C’est une invitation à se servir entre autres mécanismes d’impulsion du développement durable, de l’égalité femme-homme comme un outil de résilience de nos Etats, face aux effets des changements climatiques mais aussi surtout, dans le cadre de la prévention et du règlement des conflits par des voies pacifiques. De nombreuses filles de même que de nombreuses femmes sont engagées dans le monde entier et mènent, comme le souligne l’organisation internationale ONU FEMMES dans sa publication du 3 décembre 2021, une véritable offensive sur le front de l’adaptation et de la réponse aux bouleversements climatiques et à leur atténuation. Elles sont toutes aussi mobilisées, il convient de le souligner, dans la politique, la diplomatie, l’économie, les médias, le bénévolat, etc. lorsqu’il s’agit d’exploiter leur sensibilité de mères et de femmes, pour dégager des perspectives nouvelles face aux problèmes qui minent nos sociétés et sauver par ailleurs des vies, durant les conflits.

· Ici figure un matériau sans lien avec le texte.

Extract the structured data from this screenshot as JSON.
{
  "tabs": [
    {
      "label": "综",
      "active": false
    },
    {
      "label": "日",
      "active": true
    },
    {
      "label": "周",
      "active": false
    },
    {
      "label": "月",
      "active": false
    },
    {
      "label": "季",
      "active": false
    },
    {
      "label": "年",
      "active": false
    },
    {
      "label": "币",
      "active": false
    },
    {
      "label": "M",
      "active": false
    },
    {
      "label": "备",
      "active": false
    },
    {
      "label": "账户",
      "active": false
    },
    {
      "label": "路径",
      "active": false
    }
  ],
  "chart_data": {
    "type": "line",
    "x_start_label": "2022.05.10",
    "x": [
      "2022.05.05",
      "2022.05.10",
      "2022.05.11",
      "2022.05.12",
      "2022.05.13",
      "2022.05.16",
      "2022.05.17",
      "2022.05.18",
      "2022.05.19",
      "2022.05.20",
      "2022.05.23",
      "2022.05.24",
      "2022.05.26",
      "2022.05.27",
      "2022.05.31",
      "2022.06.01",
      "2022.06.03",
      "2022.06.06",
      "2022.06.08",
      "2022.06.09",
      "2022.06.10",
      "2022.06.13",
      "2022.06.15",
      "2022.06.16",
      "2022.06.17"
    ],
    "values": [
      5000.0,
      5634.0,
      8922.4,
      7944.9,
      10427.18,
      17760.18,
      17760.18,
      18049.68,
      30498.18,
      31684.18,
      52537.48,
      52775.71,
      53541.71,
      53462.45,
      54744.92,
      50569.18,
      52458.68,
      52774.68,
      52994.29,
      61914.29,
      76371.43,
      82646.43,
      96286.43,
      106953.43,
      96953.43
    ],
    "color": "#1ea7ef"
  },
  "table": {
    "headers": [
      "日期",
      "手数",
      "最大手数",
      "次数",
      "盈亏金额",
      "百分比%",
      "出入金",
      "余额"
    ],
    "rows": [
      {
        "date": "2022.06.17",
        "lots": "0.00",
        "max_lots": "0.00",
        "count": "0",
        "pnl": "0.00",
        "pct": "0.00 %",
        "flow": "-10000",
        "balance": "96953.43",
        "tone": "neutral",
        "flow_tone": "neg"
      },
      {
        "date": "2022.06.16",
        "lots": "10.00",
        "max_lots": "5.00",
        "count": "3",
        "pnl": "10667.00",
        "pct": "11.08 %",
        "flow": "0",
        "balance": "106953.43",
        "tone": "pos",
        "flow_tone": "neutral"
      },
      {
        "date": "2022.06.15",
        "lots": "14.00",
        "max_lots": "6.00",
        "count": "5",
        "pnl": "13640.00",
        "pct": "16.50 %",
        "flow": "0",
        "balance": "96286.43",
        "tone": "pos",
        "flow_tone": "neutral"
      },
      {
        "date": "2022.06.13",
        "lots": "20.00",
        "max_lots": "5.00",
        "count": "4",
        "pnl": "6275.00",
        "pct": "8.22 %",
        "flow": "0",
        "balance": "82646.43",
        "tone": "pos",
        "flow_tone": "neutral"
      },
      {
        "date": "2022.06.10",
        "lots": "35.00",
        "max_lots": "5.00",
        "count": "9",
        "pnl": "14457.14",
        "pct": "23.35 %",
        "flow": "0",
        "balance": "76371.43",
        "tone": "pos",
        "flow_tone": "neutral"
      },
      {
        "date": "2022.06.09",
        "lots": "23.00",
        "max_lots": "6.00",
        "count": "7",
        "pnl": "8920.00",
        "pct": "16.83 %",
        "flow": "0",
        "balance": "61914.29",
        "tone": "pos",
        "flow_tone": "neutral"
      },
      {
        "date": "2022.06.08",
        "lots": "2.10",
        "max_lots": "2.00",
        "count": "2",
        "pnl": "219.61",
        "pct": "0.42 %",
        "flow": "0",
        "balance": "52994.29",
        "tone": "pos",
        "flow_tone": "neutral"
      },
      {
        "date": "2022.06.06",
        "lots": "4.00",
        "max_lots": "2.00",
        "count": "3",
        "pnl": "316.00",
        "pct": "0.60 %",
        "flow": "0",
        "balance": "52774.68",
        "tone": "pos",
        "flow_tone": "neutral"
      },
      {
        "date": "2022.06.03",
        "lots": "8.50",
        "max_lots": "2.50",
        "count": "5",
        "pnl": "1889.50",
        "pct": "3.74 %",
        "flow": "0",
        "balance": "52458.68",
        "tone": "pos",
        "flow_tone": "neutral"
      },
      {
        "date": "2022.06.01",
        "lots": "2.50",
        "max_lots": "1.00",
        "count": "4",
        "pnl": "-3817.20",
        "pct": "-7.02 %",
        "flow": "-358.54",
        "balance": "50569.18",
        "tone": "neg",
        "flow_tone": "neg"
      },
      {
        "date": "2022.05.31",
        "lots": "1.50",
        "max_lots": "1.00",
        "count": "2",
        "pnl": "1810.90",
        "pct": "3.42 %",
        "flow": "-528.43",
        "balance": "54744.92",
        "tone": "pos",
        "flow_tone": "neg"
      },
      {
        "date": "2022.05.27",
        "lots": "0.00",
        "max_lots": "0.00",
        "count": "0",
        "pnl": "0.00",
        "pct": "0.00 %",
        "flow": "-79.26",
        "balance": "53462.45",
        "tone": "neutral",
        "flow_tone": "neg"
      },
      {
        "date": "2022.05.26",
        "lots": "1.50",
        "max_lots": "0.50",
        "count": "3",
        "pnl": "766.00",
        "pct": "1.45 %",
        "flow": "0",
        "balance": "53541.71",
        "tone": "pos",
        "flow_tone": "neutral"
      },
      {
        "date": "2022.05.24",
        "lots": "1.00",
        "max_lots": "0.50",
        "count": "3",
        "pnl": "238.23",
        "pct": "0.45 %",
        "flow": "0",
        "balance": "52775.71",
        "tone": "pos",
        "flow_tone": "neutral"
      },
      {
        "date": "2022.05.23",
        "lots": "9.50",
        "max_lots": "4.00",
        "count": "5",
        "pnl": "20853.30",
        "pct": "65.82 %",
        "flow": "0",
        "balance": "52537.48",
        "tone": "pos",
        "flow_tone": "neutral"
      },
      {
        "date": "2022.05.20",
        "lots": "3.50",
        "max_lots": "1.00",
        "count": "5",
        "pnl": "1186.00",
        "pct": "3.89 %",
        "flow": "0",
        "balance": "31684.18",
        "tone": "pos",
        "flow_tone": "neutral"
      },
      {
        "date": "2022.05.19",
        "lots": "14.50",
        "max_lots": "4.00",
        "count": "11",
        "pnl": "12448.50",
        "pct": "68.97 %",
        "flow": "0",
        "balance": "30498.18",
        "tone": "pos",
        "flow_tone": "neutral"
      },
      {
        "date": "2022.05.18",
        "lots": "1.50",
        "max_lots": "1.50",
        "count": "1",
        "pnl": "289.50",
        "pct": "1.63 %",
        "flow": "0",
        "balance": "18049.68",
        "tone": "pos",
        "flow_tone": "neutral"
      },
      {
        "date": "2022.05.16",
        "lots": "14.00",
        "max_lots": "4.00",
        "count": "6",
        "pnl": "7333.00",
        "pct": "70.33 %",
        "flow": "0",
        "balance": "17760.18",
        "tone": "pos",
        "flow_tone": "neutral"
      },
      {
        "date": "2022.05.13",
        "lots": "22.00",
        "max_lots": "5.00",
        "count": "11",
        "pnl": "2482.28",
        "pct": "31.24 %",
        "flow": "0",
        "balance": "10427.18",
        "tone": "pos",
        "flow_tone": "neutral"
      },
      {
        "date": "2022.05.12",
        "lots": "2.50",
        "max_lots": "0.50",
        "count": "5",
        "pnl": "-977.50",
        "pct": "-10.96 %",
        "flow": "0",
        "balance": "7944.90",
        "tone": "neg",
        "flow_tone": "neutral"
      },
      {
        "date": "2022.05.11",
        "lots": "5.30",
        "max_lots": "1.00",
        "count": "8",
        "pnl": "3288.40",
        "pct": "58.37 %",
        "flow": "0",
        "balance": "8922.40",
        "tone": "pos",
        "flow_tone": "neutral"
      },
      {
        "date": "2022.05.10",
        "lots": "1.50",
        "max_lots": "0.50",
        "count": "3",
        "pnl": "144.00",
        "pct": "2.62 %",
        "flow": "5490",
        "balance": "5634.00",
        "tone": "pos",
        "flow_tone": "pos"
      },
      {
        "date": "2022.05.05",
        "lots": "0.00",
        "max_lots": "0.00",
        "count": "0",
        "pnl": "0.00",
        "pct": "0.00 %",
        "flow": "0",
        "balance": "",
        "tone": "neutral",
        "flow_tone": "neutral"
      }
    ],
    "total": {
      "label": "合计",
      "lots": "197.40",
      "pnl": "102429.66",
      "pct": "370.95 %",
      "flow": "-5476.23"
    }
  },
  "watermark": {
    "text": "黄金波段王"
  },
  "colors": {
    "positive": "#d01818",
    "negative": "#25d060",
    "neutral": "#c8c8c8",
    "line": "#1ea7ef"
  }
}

En République du Congo, le Plan National de Développement (PND) 2022-2026 souligne que la question du genre et de l’autonomisation de la femme demeure encore un défi en termes de participation à la vie politique, sociale, économique. En effet, la représentativité des femmes se présente comme suit : (i) 23% au Gouvernement, (ii) 14% au Parlement, (iii) 19% dans les conseils départementaux et (iv) 24% dans les conseils communaux. Il sied de souligner que les femmes sont représentées à plus de 40% dans les instances des chambres de commerce d’industrie, d’agriculture et des métiers de Brazzaville et de Pointe-Noire.
Dans la même veine, l’enquête sur la représentativité des femmes dans les administrations publiques, parapubliques et privées réalisée par le ministère en charge de la promotion de la femme en 2018 a permis de faire le constat selon lequel la représentativité des femmes restait encore très faible dans les différentes branches d’activités de la vie socioéconomique (Hôtel et restauration, services, Banque et microfinance, etc.).
Dans le domaine de l’emploi, les estimations du BIT 2019 indiquent que le taux de chômage était plus élevé chez les femmes (10,2%) que chez les hommes (9%). L’emploi féminin semble, comme l’ont relevé ces études, se concentrer dans l’agriculture où les femmes jouent un rôle prépondérant et représentent 70% de la main d’œuvre, évoluant majoritairement dans l’informel sans aucune couverture de protection sociale. Ainsi, avec 12,86% de la population nationale que représentent les actifs agricoles, les femmes sont pour une fois, majoritairement représentées dans cette catégorie, avec 65%des dits actifs. Celles-ci cependant continuent d’accéder difficilement à la terre alors que leur production avoisine 70% de la production agricole totale nationale.
Avec ces chiffres, il est très évident de souligner que la diversification de l’économie congolaise, tant recherchée, repose sur une solution toute simple jusque-là pas assez exploitée. Il s’agit d’une part de l’érection du travail des femmes agricoles comme un des piliers de la stratégie de développement de notre pays et d’autre part, de la prise en compte effective de la dimension genre dans toutes les sphères de décision de la vie de nation, en vue de rafraichir et de moderniser l’action publique ainsi que pour enrichir au Congo, les mécanismes de prévention et règlements des différents. Les femmes congolaises ont un grand rôle à jouer sur toutes ces questions !
Ces propositions et orientations nous le constatons, nous permettent d’oser et d’opérer des disruptions profondes dans notre modèle de développement, en faisant l’expérience plus affirmée et assumée, d’une relation de cause à effet entre l’égalité des sexes et la quête d’un avenir durable.
Cette journée internationale du 8 mars 2022, est une véritable opportunité pour nous tous et en particulier pour les institutions nationales et les organisations résidentes, en vue de questionner leurs priorités stratégiques, et rendre si ce n’est déjà fait, plus évident et plus apparent, le lien potentiellement vertueux entre l’égalité femme-homme et le développement durable.